A limitation of this study is that data were acquired from one person with AIS A and one person with AIS B, while the sample size for AIS C and D subjects was small. Larger-scale neurophysiological research studies are needed to comprehensively characterize spinal neuronal reorganization of different types and levels of spinal lesions. Further, the lack of improvement of overground walking ability (Table 5) may be related to the variable number of training sessions for each participant, but most importantly to the sensitivity to changes in the clinical tests we used to assess improvements in walking function.
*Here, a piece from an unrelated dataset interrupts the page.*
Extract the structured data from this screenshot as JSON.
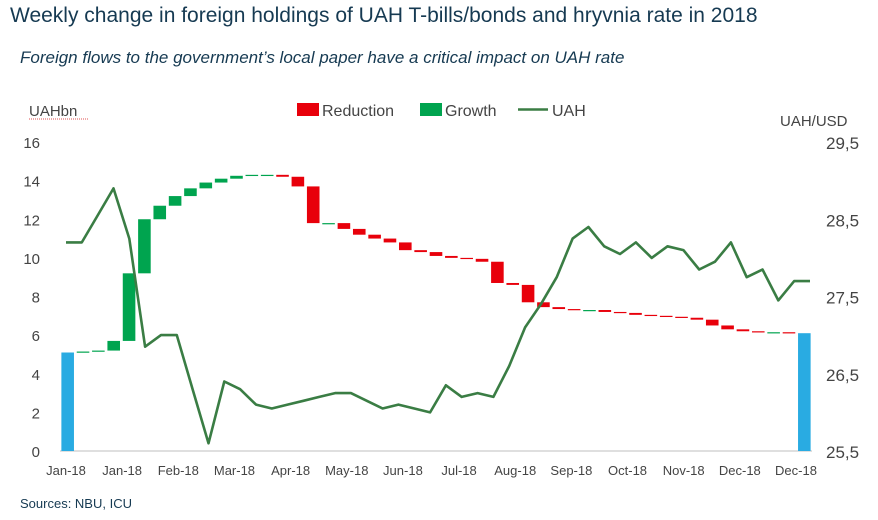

For example, the 6-min walk test assesses more walking endurance than improvements in overground walking ability, while the testing conditions affect significantly the outcomes (Scivoletto et al. 2011).

Conclusions

Locomotor training with a robotic exoskeleton re-established the soleus H-reflex depression at late stance, stance-to-swing transition, swing initiation, and early and mid-swing phases of the step cycle and promoted a physiological activity of leg muscles in people with complete, motor complete, and motor incomplete SCI. While the emergence of soleus H-reflex depression may be due to potentiation or rewiring of spinal inhibitory interneuronal circuits of the injured human spinal cord, further research is needed to comprehensively investigate the source of this neuronal reorganization. Regardless the source of the neuronal reorganization, it is apparent that spinal neuronal networks of persons with clinically complete, motor complete, or motor incomplete SCI have the potential to undergo adaptive reorganization and improve walking function with BWS robotic-assisted step training.